In the algorithm it is necessary to do a PCA using a covariance matrix $AA^T$. However, $A$ is of size $N^2\times M$ where $N$ is the dimension of the image and $M$ is the number of images. This means $N^2$ is a very large number and finding the eigenvectors of $AA^T$ is therefore computationally intensive.
Then it is said that for PCA it's enough to find the eigenvectors of $A^TA$ instead of $AA^T$, and it turns out this is a lot easier because $M \ll N^2$ . The reasoning is the following:
Eigenvectors of $A^TA$ are the vectors $\vec{v}_i$ that for some number $\lambda_i$ it holds that
\begin{equation} A^TA\vec{v}_i = \lambda_i\vec{v}_i \end{equation}
and once we left multiply with $A$ we get
\begin{equation} AA^TA\vec{v}_i = \lambda_iA\vec{v}_i \end{equation} from which we see that $A\vec{v}_i$ are the eigenvectors of $AA^T$.

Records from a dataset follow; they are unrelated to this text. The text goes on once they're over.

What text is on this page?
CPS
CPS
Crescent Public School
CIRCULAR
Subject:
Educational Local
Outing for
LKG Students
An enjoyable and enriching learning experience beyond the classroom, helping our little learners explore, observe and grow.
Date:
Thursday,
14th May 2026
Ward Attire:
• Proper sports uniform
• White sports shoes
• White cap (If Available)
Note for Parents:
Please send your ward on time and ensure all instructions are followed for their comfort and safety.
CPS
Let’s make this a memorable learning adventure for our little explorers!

The authors then proceed to use these eigenvectors in the algorithm, but why can we use those? These are not the original eigenvectors $\vec{v}_i$ we were looking for, but $A\vec{v}_i$, different vectors of a different matrix.
So the question is: why can we use eigenvectors of $A^TA$ instead of $AA^T$? Is this something specific to the Eigenfaces algorithm?